Support choosing nodes to schedule replicas #85

JacieChao · 2018-06-13T01:57:51Z

For now, just add Node CRD for multiple disk configuration and add a replica scheduler to schedule replica to specified disk on node.

yasker · 2018-06-13T02:28:08Z

@JacieChao

Please separate your commit into following commits:

Add CRD to https://github.com/rancher/longhorn-manager/blob/master/k8s/pkg/apis/longhorn/v1alpha1/types.go
Generate the CRD using the code generator
Add related fields to datastore
Add related fields to API.
Other logics.

Make sure after each commit, the manager can be built.

You can split 5 into more commits if reasonable, or switch position with 4.

yasker · 2018-06-13T02:30:09Z

Do you need the scheduler to be a controller? I think a function call from replica_controller should be enough. What do you think?

JacieChao · 2018-06-13T02:37:02Z

@yasker Sure, I think it's enough for now. At first I want to create a controller to deal with replica scheduling alone. But I think it's easier to be called from replica_controller. I will remove the unused code in scheduler and separate my commits.
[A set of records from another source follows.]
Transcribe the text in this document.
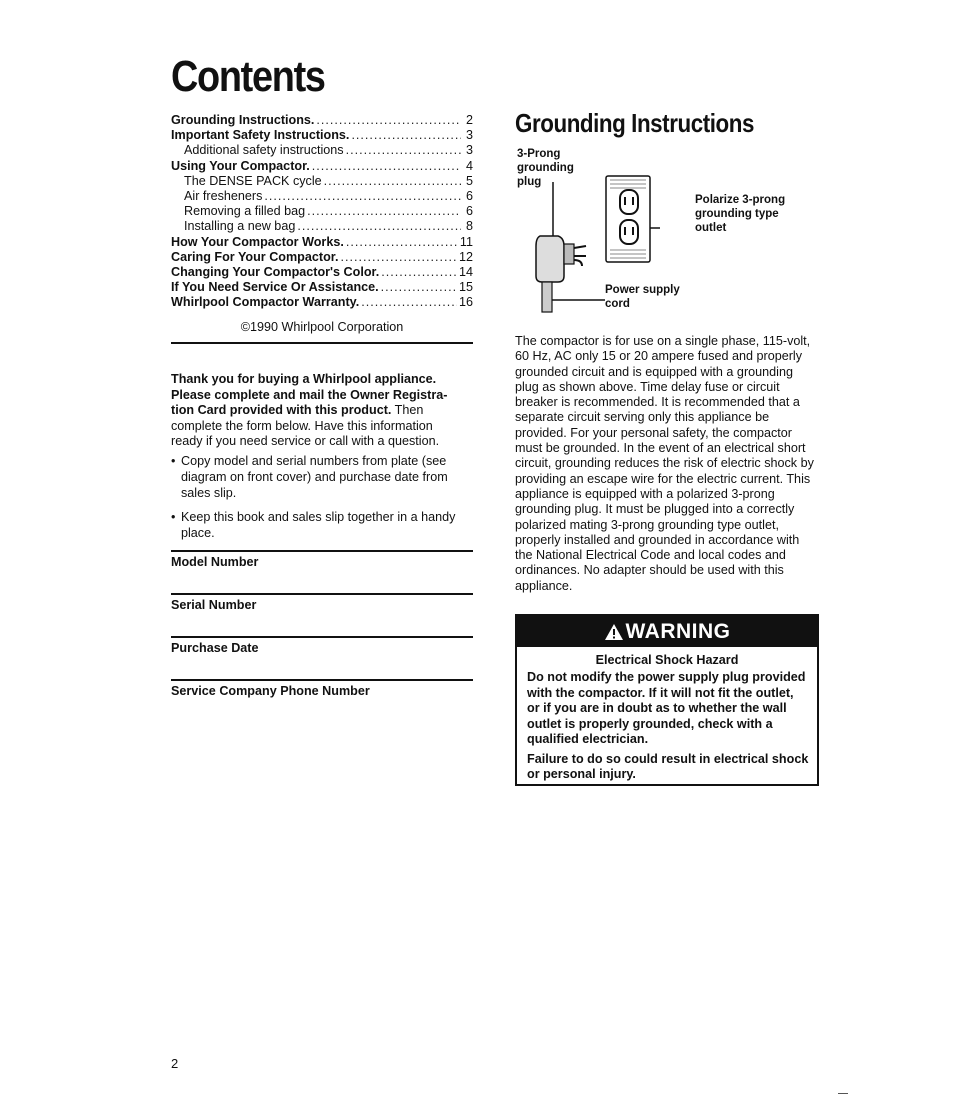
Contents
Grounding Instructions. .....	2
Important Safety Instructions. .....	3
Additional safety instructions .....	3
Using Your Compactor. .....	4
The DENSE PACK cycle .....	5
Air fresheners .....	6
Removing a filled bag .....	6
Installing a new bag .....	8
How Your Compactor Works. .....	11
Caring For Your Compactor. .....	12
Changing Your Compactor's Color. .....	14
If You Need Service Or Assistance. .....	15
Whirlpool Compactor Warranty. .....	16
©1990 Whirlpool Corporation
Thank you for buying a Whirlpool appliance.
Please complete and mail the Owner Registra-
tion Card provided with this product. Then
complete the form below. Have this information
ready if you need service or call with a question.
• Copy model and serial numbers from plate (see diagram on front cover) and purchase date from sales slip.
• Keep this book and sales slip together in a handy place.
Model Number
Serial Number
Purchase Date
Service Company Phone Number
Grounding Instructions
3-Prong
grounding
plug
Polarize 3-prong
grounding type
outlet
Power supply
cord
The compactor is for use on a single phase, 115-volt, 60 Hz, AC only 15 or 20 ampere fused and properly grounded circuit and is equipped with a grounding plug as shown above. Time delay fuse or circuit breaker is recommended. It is recommended that a separate circuit serving only this appliance be provided. For your personal safety, the compactor must be grounded. In the event of an electrical short circuit, grounding reduces the risk of electric shock by providing an escape wire for the electric current. This appliance is equipped with a polarized 3-prong grounding plug. It must be plugged into a correctly polarized mating 3-prong grounding type outlet, properly installed and grounded in accordance with the National Electrical Code and local codes and ordinances. No adapter should be used with this appliance.
WARNING
Electrical Shock Hazard
Do not modify the power supply plug provided with the compactor. If it will not fit the outlet, or if you are in doubt as to whether the wall outlet is properly grounded, check with a qualified electrician.
Failure to do so could result in electrical shock or personal injury.
2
yasker · 2018-06-13T18:28:40Z

api/model.go

+	Disks           map[string]types.Disk `json:"disks"`
+}
+
+type DiskInput struct {


I think it's maybe unnecessary to separate API for add/delete disk.

Considering in the UI, normally it is not going to call API every time when a disk was added or removed. It's easy for UI to call backend that the things have been determined. Also it's easier for the backend to store it in one transaction. And it's a rarely modified parameter, performance shouldn't be a problem. So it should be OK to just use UpdateNode to perform the update on all the fields of the node.

So many code below can be simplied.

yasker · 2018-06-13T18:33:49Z

datastore/kubernetes.go

@@ -147,3 +147,22 @@ func (s *DataStore) DeleteEngineImageDaemonSet(name string) error {
 	}
 	return nil
 }
+
+func (s *DataStore) GetManagerNode() ([]string, error) {


Just use GetManagerNodeIPMap with the key as the node name.

yasker · 2018-06-13T18:38:25Z

datastore/longhorn.go

+			return nil, err
+		}
+		if node == nil {
+			node, err = s.CreateDefaultNode(nodeName)


It's weird to have GetNodeList to have a side-effect to create the nonexisting nodes. You can have a manager to create its own node if it doesn't exist when starting up at e.g. https://github.com/rancher/longhorn-manager/blob/master/app/daemon.go#L100 .

yasker · 2018-06-13T18:39:20Z

manager/volume.go

+	}
+	if node == nil {
+		// create node for default path
+		return m.ds.CreateDefaultNode(name)


Same, don't write as a side-effect of reading.

yasker · 2018-06-13T18:40:52Z

datastore/longhorn.go

+		ObjectMeta: metav1.ObjectMeta{
+			Name: name,
+		},
+		Spec: types.NodeSpec{


It's better add a finalizer, so we can handle the deletion (which we won't allow for the user but node does go down (and take manager with it) sometime and we need to react to that).

yasker · 2018-06-13T18:46:09Z

api/router.go

@@ -97,6 +97,17 @@ func NewRouter(s *Server) *mux.Router {
 	r.Methods("GET").Path("/v1/hosts").Handler(f(schemas, s.NodeList))
 	r.Methods("GET").Path("/v1/hosts/{id}").Handler(f(schemas, s.NodeGet))

+	r.Methods("GET").Path("/v1/nodes").Handler(f(schemas, s.MountNodeList))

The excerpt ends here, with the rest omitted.